Eglises d'Asie

Selon le Premier ministre, la Bible traduite en malais ne figure pas parmi les livres interdits par le gouvernement, mais doit porter la mention : « Pas pour les musulmans »

Publié le 18/03/2010




Le 19 avril dernier, le Premier ministre Abdullah Ahmad Badawi a officiellement déclaré que la Bible traduite en malais ne figurait pas parmi les livres interdits par les autorités. Il a toutefois précisé que sa diffusion était donc libre, à condition que la couverture de chaque exemplaire de ces bibles porte la mention : « Pas pour les musulmans » et que ces bibles soient disponibles exclusivement dans les églises et les librairies chrétiennes.

Le Premier ministre réagissait ainsi à une polémique qui s’était développée les jours précédents, lorsque Datuk Seri Mohd Nazri Abdul Aziz Nazri, ministre rattaché au bureau du Premier ministre, avait déclaré que les bibles en Bahasa Malaysia et en Bahasa Indonesia étaient interdites à la vente du fait de l’interdiction constitutionnelle de tenter de convertir un musulman à une autre religion que l’islam. Selon les quotidiens The Star et The Sun, le ministre en question estimait que l’interdiction de la vente libre de bibles en malais était nécessaire pour « empêcher leur usage visant à convertir des gens au christianisme ». Un journaliste du Sun ajoutait que le ministre souhaitait que toute personne trouvée en possession d’une bible en malais soit déférée devant un tribunal.

La polémique prenant de l’ampleur et un ministre chrétien du gouvernement, Tan Sri Bernard Dompok, affirmant que « la langue nationale [pouvait] être utilisée pour quelque usage que ce soit, y compris la pratique d’un culte le Premier ministre a tranché, déclarant à la presse : « Il ne doit pas y avoir de souci à ce sujet. J’ai reçu dans mon bureau les responsables des différentes dénominations chrétiennes lorsque j’étais Premier ministre adjoint. Je leur ai dit votre Bible est votre Bible. Je ne vais pas interdire votre Bible, même si la Bible est écrite en malais. » Abdullah Badawi a succédé au Premier ministre Mohamad Mahathir en octobre 2003.

Les principales Eglises chrétiennes n’ont pas réagi officiellement à la polémique, et n’ont pas – pour l’heure – commenté les restrictions imposées par le Premier ministre à la diffusion de la Bible en malais. Wong Kim Kong, secrétaire général de la Communion nationale des chrétiens évangéliques, a déclaré que la mesure gouvernementale était « en contradiction avec la politique du Premier ministre Badawi de promouvoir l’harmonie religieuse dans le pays ». Il a ajouté que les premières victimes en étaient les chrétiens qui ne parlent pas anglais et qui représentent « au moins la moitié des chrétiens de Malaisie orientale où ils utilisent des bibles traduites [en malais ou dans leurs langues] ».

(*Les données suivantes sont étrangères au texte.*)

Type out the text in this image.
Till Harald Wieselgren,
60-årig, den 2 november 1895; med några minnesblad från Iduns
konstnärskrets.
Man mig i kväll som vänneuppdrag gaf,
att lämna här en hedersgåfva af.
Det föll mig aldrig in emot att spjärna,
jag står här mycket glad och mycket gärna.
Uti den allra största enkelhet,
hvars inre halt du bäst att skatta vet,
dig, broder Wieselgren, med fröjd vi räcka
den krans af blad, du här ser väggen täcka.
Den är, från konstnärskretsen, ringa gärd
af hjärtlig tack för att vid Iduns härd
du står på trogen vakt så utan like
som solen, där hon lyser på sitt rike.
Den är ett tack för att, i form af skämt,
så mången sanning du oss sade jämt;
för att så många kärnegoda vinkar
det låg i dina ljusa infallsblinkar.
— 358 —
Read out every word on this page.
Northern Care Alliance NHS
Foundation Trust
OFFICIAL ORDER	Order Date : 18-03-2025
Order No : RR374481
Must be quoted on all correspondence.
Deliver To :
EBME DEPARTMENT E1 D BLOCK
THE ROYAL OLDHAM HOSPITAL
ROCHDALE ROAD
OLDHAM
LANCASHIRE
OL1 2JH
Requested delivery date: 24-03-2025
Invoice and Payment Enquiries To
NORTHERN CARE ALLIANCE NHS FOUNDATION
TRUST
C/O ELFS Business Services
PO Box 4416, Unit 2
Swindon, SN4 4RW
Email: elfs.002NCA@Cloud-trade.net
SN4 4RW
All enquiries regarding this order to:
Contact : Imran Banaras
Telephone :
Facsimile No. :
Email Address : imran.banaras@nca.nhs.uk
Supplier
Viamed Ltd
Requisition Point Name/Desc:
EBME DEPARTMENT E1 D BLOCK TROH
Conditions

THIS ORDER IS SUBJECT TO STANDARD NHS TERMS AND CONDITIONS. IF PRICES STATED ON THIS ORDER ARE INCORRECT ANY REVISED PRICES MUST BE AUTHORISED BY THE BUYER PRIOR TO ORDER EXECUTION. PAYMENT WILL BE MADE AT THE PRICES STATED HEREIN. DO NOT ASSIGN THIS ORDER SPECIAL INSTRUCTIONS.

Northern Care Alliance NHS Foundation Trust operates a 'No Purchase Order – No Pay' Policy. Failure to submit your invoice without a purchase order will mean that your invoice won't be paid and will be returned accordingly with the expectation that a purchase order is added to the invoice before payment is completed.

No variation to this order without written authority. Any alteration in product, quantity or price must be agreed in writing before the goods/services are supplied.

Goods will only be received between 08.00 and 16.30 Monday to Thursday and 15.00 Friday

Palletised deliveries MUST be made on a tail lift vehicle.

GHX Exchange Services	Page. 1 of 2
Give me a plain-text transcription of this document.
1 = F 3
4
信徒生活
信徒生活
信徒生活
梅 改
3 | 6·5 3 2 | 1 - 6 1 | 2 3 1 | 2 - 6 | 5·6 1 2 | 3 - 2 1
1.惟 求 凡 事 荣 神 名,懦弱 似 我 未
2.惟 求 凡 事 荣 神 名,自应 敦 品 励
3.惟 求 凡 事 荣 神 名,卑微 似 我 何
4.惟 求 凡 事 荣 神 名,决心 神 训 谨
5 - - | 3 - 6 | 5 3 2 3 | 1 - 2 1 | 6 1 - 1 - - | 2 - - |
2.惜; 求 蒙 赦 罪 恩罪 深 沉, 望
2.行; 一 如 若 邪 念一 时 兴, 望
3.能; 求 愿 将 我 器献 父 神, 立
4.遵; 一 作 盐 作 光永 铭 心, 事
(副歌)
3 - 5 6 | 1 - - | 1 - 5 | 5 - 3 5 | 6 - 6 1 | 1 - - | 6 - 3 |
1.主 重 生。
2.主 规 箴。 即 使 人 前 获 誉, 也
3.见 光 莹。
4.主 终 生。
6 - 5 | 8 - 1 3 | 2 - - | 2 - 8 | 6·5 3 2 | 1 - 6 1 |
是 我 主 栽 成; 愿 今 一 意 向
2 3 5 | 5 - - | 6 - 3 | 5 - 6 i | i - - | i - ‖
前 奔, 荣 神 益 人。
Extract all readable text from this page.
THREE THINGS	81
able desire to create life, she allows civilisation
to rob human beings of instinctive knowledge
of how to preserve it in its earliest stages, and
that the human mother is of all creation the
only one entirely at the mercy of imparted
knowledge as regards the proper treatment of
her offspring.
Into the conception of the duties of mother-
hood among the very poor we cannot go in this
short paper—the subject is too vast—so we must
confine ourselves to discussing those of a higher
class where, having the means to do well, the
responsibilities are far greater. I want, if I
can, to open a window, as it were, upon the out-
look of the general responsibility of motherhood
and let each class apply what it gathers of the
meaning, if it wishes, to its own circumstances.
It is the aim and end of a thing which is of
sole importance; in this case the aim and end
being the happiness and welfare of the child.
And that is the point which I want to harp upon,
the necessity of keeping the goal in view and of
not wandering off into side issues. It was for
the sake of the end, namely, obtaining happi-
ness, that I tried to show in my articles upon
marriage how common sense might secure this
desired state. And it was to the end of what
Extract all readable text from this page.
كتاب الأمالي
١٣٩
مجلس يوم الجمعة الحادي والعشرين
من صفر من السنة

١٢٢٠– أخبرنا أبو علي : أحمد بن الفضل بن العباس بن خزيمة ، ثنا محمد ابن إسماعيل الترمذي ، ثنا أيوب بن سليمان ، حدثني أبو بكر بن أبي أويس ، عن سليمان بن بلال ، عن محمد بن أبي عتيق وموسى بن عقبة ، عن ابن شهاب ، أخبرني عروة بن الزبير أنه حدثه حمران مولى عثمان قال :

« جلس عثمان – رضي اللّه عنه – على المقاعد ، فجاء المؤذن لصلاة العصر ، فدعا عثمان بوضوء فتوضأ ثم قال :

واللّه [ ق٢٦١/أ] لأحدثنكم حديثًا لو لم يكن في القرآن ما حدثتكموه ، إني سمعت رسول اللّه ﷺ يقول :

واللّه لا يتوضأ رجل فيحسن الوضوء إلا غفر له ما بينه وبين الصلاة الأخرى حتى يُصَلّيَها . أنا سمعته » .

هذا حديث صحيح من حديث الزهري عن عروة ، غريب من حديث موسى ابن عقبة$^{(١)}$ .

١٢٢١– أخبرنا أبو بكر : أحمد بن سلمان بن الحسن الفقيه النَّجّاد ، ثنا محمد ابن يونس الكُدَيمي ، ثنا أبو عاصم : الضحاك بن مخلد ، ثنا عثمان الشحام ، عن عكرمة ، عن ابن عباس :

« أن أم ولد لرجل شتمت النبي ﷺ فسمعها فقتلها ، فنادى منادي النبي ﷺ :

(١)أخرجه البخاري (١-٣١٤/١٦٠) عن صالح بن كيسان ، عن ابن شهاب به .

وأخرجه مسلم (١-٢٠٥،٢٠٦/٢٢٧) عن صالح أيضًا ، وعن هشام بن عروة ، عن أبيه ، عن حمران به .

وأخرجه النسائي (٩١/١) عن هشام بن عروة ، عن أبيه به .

Pour les observateurs, ce développement s’inscrit dans un contexte plus ancien, où, depuis de nombreuses années, un certain nombre de groupes musulmans protestent contre l’utilisation de la langue nationale par les chrétiens dans leur liturgie et leurs publications. Ils refusent ainsi que certains mots comme « Dieu » soient utilisés en malais par des religions autres que l’islam. Dans un pays où les musulmans sont un peu moins de 60 % de la population, ces problèmes ont provoqué, au fil des ans, de multiples interventions des dirigeants chrétiens, hindous, bouddhistes et sikhs auprès des autorités fédérales. En avril 2003, le ministère fédéral de l’Intérieur avait ainsi interdit une Bible traduite dans la langue du peuple Iban, avant de faire machine arrière face aux protestations et après un appel du Conseil des Eglises de Malaisie (1). Tout récemment, enfin, le 27 avril dernier, la police a arrêté deux Américains, leur reprochant de distribuer à des musulmans des livrets de littérature chrétienne. Les deux ressortissants américains, Ricky Ruperd et Zachry Harris, ont été interpellés à Putrajaya, la nouvelle capitale administrative du pays, édifiée à cinquante kilomètres de Kuala Lumpur.